13 country cooking hacks for your holiday feast
3 chefs in the Mountain State are dishing out their holiday secrets, drawing from Appalachian innovation and culinary uniqueness.
Check out these West Virginia chefs’ tips and tricks to have the best Thanksgiving dinner yet:
1. Prep everything possible
“Dice onions, string beans, etc., a day or 2 before,” said Chef Marion Ohlinger of Hill & Hollow in Morgantown. This, he said, helps to organize your thoughts in relation to the meal and also frees up your time to spend with your guests during the holiday.
2. Deconstruct the turkey before cooking
“I know it changes the traditional presentation, but the leg quarters take longer to cook than the breast and by cooking them in separate pans, the breast can be removed 20 to 30 minutes earlier than the legs, allowing them both to be perfectly cooked,” Ohlinger said. It also gives you the opportunity to be creative with your plating, he added.
3. Brine the turkey
But if you’re keeping your bird intact, one West Virginia chef has advice: “The best tip and trick is to brine your turkey; no deep frying, unless that’s your thing,” said Chef Richard Arbaugh of South Hills Market and Cafe in Charleston. Brining will tenderize and enhance the flavors, he said.
4. Baste the turkey
What makes the skin really, really, brown and crisp is constantly basting in butter— always basting. Never take it for granted. Every 15 minutes, either get a spoon or a baster and put it all over the top.

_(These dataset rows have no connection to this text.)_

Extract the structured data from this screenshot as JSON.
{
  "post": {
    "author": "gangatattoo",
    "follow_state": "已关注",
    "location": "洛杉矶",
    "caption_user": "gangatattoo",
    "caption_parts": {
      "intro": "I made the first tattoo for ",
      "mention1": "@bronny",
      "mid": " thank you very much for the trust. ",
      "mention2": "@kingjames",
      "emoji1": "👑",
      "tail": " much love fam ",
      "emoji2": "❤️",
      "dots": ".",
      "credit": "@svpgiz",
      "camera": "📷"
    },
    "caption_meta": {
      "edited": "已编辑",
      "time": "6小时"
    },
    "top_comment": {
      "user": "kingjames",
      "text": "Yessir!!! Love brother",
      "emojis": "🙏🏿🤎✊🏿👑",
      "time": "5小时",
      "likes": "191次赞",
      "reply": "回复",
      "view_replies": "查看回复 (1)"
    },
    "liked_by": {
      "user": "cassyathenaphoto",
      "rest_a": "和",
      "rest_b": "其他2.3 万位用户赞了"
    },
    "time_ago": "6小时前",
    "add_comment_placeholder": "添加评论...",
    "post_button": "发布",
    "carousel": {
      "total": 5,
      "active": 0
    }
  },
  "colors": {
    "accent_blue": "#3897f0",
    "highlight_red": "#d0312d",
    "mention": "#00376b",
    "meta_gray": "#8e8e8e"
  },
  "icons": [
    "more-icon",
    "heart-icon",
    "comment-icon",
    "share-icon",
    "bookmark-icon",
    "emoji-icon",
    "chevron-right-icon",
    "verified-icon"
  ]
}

5. Or, try something other than turkey
And if he has his choice, Urbanic prefers to cook a capon, a castrated rooster. “Capons aren’t easy to find anymore, but what’s good about them is that they grow fast and big like a rooster— as much as 12 or 13 lbs— with huge drumsticks similar to a turkey. But, it’s a chicken, which is much juicier and more moist, whereas the turkey has a tendency to be dry,” he said.
6. Don’t be a perfectionist
“The holidays are about spending time with loved ones, not worrying whether your Yorkshire pudding is as good as your grandmother’s or if the mashed potatoes are a little lumpy,” Ohlinger said.
7. Use local ingredients
Urbanic said a dish like scalloped potatoes can be completely sourced locally. “We grow a lot of potatoes in West Virginia, and there’s nothing better than scalloped potatoes with local milk, cream and butter,” he said.
8. Try a cushaw pie
“There isn’t a better pumpkin for pumpkin pie than the cushaw squash,” Urbanic said. “It doesn’t look like your typical jack-o-lantern; it’s a green-striped pumpkin with a crooked neck, but when you cut it open, it’s more orange than pumpkin. The pumpkin flavor is beyond anything else you’ll have.” The cushaw squash makes the finest pumpkin pies, he added.
9. Practice a new dish first
Now isn’t the time to try a brand-new dish, said Arbaugh. “Don’t try something you haven’t practiced if you have a crowd. You will never have a great idea or successful food item in the last minute.” If you are looking to change up your mix, try it once before the big dinner.
10. Use the drippings for a gravy
The best gravy is made with turkey drippings, Urbanic said. “The drippings make a luscious gravy.”
11. Put pork in your stuffing
“What I prefer is to use the Italian bread that is getting stale, make it into cubes and put a locally made Italian sausage or pork belly that will keep it moist,” Urbanic said. “Add fruit— especially dried fruits like figs and dates— and local fall apples. Look at the local farmers’ market and use herbs.” Just don’t pack the bird too tight, he said. If there is extra, put it in a casserole pan to cook alongside the turkey.
12. Add a root veggie side
Any root vegetables like butternut or acorn squash, turnips, parsnips, sweet potatoes and rutabagas are good this time of year, Urbanic said. “They need to have a frost before they get sweet, so it’s perfect timing to add those recently harvested veggies to the table,” he said.
13. Have another glass of wine
Now, that’s a holiday hack from Ohlinger.